KDE still feels cluttered to me, as if its designers think what power users want is lots of buttons in lots of toolbars everywhere. But luckily, you can disable them and gain some space.
On the other hand, the UI in general (based on Wayland) looks gorgeous on the 2x Hi-DPI screen of the MacBook Air! I have struggled to configure Hi-DPI X11 desktops properly in the past (both on NetBSD and Debian), but Fedora has really nailed the setup out of the box. Kudos!
Another thing I noticed is the amount of updates. Fedora’s equivalent to apt
used to be called yum
and is now dnf
, though there is a symlink – yum update
still works. Contrary to apt
, dnf update
fetches package descriptions and updates packages.
New updates are added all the time.

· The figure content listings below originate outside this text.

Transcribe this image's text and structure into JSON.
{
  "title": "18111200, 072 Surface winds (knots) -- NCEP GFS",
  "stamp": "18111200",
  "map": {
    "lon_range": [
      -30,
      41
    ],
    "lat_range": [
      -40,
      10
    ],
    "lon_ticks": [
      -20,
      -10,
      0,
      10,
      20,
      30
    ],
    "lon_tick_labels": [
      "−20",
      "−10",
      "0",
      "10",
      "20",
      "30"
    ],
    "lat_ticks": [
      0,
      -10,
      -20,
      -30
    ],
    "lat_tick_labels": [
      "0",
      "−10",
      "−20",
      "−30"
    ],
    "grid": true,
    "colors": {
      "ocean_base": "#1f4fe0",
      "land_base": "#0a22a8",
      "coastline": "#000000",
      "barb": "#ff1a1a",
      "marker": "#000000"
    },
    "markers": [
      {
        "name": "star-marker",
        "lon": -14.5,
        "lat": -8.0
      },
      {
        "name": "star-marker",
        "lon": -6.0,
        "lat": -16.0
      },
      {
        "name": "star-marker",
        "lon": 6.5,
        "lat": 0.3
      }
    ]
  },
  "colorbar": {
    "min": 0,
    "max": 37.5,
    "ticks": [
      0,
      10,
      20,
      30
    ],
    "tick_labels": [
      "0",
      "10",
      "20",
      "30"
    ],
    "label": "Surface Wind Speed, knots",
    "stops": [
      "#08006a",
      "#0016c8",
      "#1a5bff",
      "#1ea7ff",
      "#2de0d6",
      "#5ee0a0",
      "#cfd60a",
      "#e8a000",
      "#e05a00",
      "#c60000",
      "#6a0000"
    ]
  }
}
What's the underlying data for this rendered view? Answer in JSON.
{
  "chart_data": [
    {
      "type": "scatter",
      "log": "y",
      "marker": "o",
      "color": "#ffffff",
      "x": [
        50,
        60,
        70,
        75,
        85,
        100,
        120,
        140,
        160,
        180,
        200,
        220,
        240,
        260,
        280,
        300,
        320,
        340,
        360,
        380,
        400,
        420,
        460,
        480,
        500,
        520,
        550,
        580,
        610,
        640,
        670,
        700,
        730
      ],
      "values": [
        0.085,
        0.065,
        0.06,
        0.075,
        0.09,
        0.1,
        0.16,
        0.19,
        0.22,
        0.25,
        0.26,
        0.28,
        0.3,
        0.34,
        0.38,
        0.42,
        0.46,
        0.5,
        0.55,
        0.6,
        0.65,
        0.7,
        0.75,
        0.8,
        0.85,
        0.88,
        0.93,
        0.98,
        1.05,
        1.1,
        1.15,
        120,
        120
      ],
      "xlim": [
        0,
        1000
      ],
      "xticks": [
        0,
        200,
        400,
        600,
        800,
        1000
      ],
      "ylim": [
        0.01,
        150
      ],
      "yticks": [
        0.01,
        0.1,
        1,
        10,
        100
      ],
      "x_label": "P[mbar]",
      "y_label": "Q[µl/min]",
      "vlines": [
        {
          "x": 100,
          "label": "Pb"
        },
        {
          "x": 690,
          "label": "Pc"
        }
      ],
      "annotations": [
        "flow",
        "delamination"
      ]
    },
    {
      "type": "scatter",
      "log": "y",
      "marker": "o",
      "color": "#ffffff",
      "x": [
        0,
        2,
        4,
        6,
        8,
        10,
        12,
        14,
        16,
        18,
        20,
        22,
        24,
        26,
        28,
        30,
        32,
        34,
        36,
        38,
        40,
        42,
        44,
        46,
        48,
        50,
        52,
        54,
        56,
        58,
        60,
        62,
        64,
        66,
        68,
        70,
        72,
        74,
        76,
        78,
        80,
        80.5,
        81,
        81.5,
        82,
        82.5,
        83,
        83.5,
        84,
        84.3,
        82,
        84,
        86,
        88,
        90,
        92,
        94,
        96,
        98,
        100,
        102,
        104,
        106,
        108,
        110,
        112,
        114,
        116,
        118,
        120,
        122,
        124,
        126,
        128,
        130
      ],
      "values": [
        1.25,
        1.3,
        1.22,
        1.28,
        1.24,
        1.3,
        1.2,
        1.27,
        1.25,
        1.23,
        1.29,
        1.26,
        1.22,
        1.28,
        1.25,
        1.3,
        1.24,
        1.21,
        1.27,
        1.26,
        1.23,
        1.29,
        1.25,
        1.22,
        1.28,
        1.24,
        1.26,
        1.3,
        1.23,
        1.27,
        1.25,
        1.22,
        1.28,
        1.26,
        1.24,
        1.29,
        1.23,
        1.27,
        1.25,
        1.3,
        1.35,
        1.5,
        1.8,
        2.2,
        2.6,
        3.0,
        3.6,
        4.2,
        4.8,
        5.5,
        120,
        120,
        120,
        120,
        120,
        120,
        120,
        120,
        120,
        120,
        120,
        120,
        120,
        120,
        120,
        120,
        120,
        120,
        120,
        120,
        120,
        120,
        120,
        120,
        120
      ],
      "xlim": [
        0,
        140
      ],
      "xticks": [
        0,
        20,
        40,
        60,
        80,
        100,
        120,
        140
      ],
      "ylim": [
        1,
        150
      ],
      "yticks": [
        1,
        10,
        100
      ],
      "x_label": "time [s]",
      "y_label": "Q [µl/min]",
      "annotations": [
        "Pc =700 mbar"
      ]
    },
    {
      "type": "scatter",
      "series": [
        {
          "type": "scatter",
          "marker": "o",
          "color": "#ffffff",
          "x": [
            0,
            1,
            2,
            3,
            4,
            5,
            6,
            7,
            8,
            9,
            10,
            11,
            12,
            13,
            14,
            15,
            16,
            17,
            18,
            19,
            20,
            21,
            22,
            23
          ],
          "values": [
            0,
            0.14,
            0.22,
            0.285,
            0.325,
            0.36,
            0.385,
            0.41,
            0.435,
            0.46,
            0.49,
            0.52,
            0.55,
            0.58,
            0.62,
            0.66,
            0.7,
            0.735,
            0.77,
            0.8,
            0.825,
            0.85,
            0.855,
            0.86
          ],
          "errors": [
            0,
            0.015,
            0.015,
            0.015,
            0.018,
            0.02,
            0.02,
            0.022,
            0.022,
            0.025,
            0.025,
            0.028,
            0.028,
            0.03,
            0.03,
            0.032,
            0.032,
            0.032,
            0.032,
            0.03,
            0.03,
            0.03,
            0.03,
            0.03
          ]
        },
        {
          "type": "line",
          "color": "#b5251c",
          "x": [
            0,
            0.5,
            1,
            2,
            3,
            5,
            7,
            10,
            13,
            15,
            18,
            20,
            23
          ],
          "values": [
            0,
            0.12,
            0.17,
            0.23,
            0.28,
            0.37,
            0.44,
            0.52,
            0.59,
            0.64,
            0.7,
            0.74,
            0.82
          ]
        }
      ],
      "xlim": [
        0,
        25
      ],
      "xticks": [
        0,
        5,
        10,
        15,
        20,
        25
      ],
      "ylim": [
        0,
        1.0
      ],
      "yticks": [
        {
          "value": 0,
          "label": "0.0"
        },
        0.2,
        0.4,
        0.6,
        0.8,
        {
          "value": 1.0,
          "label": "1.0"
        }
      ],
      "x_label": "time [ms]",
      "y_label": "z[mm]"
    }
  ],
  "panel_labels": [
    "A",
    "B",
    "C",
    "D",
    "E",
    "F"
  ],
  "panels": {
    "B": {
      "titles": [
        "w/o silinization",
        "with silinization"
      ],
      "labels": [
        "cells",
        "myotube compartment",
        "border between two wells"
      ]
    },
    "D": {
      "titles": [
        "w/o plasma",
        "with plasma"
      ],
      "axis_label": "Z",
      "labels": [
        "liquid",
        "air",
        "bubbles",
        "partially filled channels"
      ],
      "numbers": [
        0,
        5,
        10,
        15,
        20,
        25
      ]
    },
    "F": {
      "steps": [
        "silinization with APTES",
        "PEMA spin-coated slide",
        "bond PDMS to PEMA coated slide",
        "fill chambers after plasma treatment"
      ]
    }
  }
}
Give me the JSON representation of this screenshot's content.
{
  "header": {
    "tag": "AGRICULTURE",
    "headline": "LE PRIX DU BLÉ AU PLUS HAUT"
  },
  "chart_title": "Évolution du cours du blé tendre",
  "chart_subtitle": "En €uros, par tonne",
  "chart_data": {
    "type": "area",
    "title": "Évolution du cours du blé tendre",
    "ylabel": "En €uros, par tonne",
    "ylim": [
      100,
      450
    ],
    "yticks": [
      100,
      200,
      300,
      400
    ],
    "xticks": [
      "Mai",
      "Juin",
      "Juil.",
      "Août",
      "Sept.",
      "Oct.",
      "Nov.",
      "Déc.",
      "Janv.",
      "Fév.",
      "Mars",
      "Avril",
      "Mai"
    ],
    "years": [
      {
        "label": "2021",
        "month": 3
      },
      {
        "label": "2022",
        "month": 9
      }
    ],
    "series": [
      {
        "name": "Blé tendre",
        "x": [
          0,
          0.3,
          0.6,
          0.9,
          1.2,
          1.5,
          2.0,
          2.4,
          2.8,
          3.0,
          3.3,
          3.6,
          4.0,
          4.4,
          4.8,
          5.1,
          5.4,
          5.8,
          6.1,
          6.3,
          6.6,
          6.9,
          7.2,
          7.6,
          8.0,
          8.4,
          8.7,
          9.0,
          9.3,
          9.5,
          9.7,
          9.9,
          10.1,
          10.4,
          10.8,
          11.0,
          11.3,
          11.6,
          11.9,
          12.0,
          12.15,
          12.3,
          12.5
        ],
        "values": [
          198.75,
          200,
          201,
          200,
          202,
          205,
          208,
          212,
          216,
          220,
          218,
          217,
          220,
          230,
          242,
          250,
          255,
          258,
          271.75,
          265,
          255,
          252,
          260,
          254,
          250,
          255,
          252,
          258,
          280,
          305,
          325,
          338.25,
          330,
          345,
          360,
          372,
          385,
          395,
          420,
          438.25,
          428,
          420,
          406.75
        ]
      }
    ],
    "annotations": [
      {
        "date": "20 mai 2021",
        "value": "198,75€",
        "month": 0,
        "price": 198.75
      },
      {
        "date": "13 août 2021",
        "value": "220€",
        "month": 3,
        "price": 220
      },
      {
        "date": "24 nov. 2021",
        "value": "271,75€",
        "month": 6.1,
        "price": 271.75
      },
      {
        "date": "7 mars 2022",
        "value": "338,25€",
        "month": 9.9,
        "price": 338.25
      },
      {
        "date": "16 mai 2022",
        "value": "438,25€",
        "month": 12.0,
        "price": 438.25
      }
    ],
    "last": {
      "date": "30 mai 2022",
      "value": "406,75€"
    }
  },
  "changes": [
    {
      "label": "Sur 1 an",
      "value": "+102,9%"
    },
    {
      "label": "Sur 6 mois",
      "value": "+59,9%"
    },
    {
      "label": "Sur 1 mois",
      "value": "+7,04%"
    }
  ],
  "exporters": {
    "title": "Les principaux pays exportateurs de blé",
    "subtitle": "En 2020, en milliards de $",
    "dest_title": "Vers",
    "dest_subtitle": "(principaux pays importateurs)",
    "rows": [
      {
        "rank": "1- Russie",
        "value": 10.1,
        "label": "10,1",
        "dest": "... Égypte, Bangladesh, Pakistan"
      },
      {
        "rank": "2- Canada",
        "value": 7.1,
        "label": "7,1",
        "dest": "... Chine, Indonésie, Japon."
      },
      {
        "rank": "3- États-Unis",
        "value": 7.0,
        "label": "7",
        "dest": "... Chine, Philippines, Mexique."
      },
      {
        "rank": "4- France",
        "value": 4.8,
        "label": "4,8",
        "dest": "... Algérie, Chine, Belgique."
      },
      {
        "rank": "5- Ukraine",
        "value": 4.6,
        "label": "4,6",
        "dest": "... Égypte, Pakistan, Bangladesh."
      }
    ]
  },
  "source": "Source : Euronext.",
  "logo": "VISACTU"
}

As I quipped on Mastodon the other day:
I have not booted this Fedora system in a few days, so 750 MB of updates it is
This was literally the amount of updates I had at one point. I am not sure if this is good or bad. I guess it’s not a big deal unless you are concerned about the amount of SSD writes, or the speed of your internet connection (FTTH FTW!).
Installing more software
- Bootstrapping pkgsrc went fine, so that’s another 35000 packages at my fingertips :)
- I tried installing Steam but it seems like there are no Linux/aarch64 packages available. This works better on macOS with the Game Development kit doing some kind of ad-hoc x86 emulation, though I was able to make it work exactly once and it stopped working after a reboot.
- I wanted Visual Studio Code (don’t judge me!), and the graphical software catalog proposed a Flatpak version. As I quickly discovered, the VS Code Flatpak is useless, at least for my purposes. I suppose you can make it work with a generous sprinkling of Dev Containers, but I don’t want to.
Hardware support
Almost everything works! I cannot overstate what a big deal this is, and I expected the experience to be much less refined in that regard. The function keys do the right thing, you can control brightness and keyboard backlight, suspend/resume works perfectly, etc.
Using Fedora on this hardware feels super snappy. File system operations are shockingly fast. Compiling software seems much faster than on macOS, though I did not benchmark this. My hunch is that the process management is a bit slower in macOS, due to the Mach / XNU underpinnings. 3D graphics performance is good too.
I only found two minor caveats in my testing:
- External displays over USB-C do not work, which means I cannot do my conference presentation from Linux. This is a known limitation.
- The system uses more power while it is suspended. In macOS, you can close the lid and have almost no battery use during the time. On Linux, the battery is empty after a few days.
- In general, battery life is a bit worse but still amazing. This may be due to me running more demanding workloads while on Linux. I did not do a scientific comparison.
Conclusion
I really like it!
I might find myself using Linux as my main OS on the MacBook – though in the last couple of days, I have been using macOS more, maybe half the time. Still, I had not expected this distro to be so good. And I had not expected that I would like it so much.
So is 2024 finally the year of Linux on the desktop? I guess for me it is.